We propose a space-time reduced-order model (ROM) for nonlinear dynamical systems, building upon previous work on linear systems. Whereas most ROMs are space-only in that they reduce only the spatial dimension of the state, the proposed method leverages an efficient encoding of the entire trajectory of the state on the time interval $[0,T]$, enabling significant additional reduction. Trajectories are encoded using SPOD modes, a spatial basis at each temporal frequency tailored to the structures that appear at that frequency. These modes have a number of properties that make them an ideal choice for space-time model reduction, including separability and near-optimality for long trajectories. We derive a system of algebraic equations involving the SPOD coefficients, forcing, and initial condition by projecting an implicit solution of the governing equations onto the set of SPOD modes in a space-time inner product. We therefore refer to the method as spectral solution operator projection (SSOP). The online phase of SSOP comprises solving this system for the SPOD coefficients, given the initial condition and forcing. We find that SSOP gives two orders of magnitude lower error than POD-Galerkin projection at the same number of modes and CPU time across a suite of tests, including ones that use out-of-sample forcings and affine parameter variation. In fact, the method is substantially more accurate even than the projection of the solution onto the POD modes, which is a lower bound for the error of any method based on a linear space-only encoding of the state.

Figures (12)

• Figure 1: The relative error for the SPOD and POD trajectory encoders as a function of $r$, the number of modes used.
• Figure 2: Spectral Solution Operator Projection: A system of nonlinear algebraic equations is obtained by performing a space-time projection of a linear solution operator onto the set of SPOD modes used to encode trajectories. The linear solution operator returns the solution to the linear system given the initial condition and forcing. Nonlinearities are handled in this framework as a state-dependent forcing. The system is solved via a fixed-point iteration, which may be viewed as a perturbation series around the linear solution.
• Figure 3: A trajectory of the (standard) Ginzburg-Landau system with $\mu_0 = 0.229$. The green lines demarcate the location of the forcing. The spatiotemporal structure enables space-time modes, like SPOD modes, to represent the trajectory far more efficiently than space-only modes.

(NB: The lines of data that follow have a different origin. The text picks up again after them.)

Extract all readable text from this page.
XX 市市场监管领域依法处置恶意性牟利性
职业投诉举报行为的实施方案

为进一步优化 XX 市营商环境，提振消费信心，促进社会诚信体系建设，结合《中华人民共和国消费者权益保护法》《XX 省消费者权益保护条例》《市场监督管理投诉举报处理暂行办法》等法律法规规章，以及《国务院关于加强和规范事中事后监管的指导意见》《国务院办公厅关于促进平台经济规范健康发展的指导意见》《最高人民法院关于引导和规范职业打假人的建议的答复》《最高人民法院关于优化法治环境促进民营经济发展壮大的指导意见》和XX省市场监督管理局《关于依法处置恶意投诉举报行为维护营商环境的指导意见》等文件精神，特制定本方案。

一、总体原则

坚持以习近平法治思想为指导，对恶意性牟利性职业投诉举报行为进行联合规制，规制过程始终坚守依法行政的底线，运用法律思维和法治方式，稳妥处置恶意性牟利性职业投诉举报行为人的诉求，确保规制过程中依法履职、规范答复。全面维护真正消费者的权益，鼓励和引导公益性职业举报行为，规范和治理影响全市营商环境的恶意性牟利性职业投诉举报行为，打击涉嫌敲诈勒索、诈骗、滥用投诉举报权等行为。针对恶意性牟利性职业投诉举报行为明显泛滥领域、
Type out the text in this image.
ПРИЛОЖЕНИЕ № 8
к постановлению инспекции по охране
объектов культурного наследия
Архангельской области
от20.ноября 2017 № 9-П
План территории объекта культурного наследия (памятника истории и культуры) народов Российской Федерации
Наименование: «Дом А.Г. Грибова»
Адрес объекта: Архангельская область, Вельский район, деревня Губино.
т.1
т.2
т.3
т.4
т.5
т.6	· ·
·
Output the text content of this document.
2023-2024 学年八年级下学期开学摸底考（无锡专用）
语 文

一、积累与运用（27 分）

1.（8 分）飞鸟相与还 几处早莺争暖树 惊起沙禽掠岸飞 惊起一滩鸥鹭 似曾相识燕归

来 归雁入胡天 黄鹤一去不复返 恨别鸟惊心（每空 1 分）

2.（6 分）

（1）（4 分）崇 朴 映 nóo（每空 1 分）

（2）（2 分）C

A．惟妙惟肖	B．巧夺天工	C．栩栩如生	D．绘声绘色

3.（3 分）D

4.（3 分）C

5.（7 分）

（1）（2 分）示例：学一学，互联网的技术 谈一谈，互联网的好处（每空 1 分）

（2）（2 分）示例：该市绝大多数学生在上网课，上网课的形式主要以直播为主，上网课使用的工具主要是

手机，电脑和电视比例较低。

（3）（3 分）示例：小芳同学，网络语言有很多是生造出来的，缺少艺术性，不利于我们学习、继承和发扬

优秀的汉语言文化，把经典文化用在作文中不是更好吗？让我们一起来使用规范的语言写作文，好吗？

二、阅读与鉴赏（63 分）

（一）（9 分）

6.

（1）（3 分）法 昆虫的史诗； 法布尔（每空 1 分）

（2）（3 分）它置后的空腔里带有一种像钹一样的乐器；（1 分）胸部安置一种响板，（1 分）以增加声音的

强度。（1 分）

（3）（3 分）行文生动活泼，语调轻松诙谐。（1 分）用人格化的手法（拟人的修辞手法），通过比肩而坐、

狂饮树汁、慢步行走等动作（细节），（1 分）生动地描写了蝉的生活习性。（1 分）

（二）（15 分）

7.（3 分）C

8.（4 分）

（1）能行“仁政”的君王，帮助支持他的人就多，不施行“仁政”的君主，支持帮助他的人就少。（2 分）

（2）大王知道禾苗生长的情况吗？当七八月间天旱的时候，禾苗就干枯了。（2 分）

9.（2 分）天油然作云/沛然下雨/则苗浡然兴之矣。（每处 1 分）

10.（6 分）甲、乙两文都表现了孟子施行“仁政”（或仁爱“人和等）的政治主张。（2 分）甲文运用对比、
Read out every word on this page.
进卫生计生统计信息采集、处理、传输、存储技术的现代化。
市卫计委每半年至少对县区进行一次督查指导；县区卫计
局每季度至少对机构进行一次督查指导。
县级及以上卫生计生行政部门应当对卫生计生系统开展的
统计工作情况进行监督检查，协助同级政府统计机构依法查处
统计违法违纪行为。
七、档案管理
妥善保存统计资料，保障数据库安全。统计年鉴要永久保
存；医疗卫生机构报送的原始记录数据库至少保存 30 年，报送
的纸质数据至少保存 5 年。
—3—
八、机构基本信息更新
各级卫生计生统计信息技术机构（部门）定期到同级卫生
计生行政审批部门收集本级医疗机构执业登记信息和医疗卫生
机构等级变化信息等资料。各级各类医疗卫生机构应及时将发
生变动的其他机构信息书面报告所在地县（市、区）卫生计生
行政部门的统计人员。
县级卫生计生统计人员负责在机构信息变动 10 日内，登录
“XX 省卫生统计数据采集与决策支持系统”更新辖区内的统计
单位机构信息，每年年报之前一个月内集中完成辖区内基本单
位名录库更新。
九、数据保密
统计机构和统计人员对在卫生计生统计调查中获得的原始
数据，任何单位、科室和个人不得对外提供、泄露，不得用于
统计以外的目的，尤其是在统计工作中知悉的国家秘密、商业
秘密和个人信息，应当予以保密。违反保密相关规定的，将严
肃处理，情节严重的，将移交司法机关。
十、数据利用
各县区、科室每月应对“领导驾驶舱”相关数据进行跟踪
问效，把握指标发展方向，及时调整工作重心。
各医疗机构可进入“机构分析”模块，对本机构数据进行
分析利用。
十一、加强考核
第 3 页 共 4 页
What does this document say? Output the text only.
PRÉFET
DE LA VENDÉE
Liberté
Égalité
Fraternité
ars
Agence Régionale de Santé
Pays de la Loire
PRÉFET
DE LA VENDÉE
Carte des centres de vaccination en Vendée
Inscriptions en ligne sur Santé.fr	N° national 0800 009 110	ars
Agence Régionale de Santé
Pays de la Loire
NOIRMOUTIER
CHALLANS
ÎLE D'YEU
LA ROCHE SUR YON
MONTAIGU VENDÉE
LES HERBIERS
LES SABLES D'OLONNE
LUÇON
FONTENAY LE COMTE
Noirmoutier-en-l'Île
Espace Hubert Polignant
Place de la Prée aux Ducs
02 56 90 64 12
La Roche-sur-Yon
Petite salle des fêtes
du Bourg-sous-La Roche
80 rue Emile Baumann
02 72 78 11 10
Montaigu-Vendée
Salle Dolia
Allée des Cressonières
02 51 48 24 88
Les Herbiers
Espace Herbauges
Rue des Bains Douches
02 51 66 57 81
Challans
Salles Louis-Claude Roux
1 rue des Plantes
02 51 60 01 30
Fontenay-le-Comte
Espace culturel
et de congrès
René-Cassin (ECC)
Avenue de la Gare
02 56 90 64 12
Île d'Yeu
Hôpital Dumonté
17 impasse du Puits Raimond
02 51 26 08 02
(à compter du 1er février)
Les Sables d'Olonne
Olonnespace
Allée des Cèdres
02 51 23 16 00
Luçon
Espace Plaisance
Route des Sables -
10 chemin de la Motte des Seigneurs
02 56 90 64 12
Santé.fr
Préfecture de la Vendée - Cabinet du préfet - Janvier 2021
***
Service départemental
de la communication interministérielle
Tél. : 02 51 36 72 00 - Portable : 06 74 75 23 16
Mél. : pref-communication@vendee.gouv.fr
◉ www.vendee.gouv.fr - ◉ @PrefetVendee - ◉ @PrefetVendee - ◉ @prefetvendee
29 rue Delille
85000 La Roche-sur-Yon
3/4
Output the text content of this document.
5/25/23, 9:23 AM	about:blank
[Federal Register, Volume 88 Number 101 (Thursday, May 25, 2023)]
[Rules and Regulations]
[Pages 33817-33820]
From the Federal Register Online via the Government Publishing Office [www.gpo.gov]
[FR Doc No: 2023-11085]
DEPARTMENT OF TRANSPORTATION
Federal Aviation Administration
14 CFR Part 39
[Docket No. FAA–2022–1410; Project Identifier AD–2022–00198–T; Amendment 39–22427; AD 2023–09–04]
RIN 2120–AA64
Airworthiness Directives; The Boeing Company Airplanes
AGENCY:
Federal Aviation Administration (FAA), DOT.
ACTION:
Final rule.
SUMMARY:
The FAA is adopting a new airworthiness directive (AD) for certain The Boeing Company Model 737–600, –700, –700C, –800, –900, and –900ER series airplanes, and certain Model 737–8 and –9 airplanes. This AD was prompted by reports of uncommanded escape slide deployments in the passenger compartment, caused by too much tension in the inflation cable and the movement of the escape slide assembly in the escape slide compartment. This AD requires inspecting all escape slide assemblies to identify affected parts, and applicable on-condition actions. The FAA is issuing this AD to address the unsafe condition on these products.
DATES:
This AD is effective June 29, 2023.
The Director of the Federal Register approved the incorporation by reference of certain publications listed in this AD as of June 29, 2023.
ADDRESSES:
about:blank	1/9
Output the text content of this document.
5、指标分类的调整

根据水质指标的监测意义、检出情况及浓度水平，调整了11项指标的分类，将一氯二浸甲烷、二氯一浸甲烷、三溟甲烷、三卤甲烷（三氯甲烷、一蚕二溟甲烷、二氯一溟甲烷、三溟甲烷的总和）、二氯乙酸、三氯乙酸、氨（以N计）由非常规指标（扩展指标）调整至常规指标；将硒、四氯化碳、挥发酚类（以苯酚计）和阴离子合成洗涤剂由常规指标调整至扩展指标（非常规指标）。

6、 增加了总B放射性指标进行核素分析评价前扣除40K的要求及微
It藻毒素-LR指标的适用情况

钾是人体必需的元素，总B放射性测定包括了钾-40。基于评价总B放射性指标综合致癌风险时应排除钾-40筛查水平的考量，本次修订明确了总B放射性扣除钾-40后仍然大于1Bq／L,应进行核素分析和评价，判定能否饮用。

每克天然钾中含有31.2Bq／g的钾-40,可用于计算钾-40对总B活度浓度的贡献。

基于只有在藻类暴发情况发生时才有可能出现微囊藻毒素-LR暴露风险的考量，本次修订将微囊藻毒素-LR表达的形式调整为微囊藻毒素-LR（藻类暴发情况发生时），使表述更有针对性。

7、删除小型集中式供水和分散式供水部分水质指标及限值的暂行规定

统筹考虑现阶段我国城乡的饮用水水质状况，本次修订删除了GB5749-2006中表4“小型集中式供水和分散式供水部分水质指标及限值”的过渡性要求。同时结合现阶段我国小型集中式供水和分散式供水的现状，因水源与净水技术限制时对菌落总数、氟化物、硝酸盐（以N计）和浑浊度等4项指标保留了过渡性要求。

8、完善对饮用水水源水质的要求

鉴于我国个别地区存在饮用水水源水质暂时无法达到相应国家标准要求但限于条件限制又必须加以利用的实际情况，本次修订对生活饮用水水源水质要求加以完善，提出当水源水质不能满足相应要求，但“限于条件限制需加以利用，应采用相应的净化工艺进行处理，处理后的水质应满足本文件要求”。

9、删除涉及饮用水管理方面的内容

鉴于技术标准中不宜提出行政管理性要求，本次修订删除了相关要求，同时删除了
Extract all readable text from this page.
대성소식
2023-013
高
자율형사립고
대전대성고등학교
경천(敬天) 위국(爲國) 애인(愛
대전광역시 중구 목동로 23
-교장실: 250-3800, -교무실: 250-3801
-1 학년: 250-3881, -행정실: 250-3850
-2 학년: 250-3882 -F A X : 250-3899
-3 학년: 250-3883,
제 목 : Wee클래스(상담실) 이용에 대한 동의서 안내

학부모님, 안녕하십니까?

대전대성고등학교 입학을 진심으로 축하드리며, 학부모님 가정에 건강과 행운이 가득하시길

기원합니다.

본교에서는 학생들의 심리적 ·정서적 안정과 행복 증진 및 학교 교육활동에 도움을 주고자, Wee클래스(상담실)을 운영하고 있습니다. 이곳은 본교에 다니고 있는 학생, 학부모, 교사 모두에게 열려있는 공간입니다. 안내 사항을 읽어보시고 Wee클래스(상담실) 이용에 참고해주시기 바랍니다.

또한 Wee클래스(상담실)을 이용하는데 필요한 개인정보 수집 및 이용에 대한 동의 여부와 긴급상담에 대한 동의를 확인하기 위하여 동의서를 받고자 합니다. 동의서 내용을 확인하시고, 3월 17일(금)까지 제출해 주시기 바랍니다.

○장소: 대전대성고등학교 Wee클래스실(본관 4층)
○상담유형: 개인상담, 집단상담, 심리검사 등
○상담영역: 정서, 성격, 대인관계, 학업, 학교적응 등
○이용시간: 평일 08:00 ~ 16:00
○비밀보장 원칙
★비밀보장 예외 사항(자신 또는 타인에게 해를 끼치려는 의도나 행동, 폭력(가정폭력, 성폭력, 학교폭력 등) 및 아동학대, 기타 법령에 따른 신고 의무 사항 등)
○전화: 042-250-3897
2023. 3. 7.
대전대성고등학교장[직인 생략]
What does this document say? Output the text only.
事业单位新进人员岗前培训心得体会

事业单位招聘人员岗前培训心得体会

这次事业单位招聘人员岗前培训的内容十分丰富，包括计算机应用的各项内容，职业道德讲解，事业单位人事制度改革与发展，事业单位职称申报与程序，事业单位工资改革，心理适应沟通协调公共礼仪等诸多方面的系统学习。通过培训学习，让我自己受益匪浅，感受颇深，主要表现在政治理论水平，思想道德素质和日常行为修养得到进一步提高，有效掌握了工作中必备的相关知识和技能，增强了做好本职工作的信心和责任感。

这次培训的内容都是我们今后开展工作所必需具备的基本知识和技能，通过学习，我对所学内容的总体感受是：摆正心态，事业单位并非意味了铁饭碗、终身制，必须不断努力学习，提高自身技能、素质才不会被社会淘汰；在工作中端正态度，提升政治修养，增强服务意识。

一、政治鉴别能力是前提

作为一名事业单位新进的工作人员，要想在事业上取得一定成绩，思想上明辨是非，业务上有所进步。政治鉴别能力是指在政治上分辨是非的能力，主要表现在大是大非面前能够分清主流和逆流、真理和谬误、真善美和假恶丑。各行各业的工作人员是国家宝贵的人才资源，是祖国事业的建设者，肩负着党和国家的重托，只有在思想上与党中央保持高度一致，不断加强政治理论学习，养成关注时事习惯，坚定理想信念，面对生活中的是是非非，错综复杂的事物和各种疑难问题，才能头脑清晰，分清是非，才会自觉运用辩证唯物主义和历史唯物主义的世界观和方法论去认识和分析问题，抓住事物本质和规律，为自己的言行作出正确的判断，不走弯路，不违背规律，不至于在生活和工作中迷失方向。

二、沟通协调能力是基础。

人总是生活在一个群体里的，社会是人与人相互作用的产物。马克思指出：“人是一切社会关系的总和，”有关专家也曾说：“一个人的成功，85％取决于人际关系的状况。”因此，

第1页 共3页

• Figure 4: SPOD energies. (a) The energy not captured by the first $rN_\omega$ modes, calculated as the ratio of the sum of the energies of the excluded modes to the sum of the energies of all the modes. The dashed line corresponds to the $r$ value used to determine the cutoff in (b). (b) The energy of the included (red) and excluded (blue) modes as a function of $\omega$ for $r = 5$. Inclusion of a given mode ${\boldsymbol \psi} _{km}$ is determined by whether the associated energy is among the $rN_\omega$ largest energies over all frequencies i.e., whether $\lambda_{km} \geq \tilde{\lambda}_{(rN_\omega)}$ (see \ref{['eq:SPOD:rk']}). The cutoff energy $\tilde{\lambda}_{(rN_\omega)}$ is shown in orange. The number of modes at each frequency $r(\omega)$ is shown in green on the right axis; the mean is $r = 5$.
• Figure 5: Error as a function of time for the proposed method and for POD-G, both with $r=5$. The curves represent the mean error over the $30$ test trajectories, and the shaded regions indicate the standard deviation of these errors. The dashed curves show the respective projection errors, which serve as lower bounds for the two methods.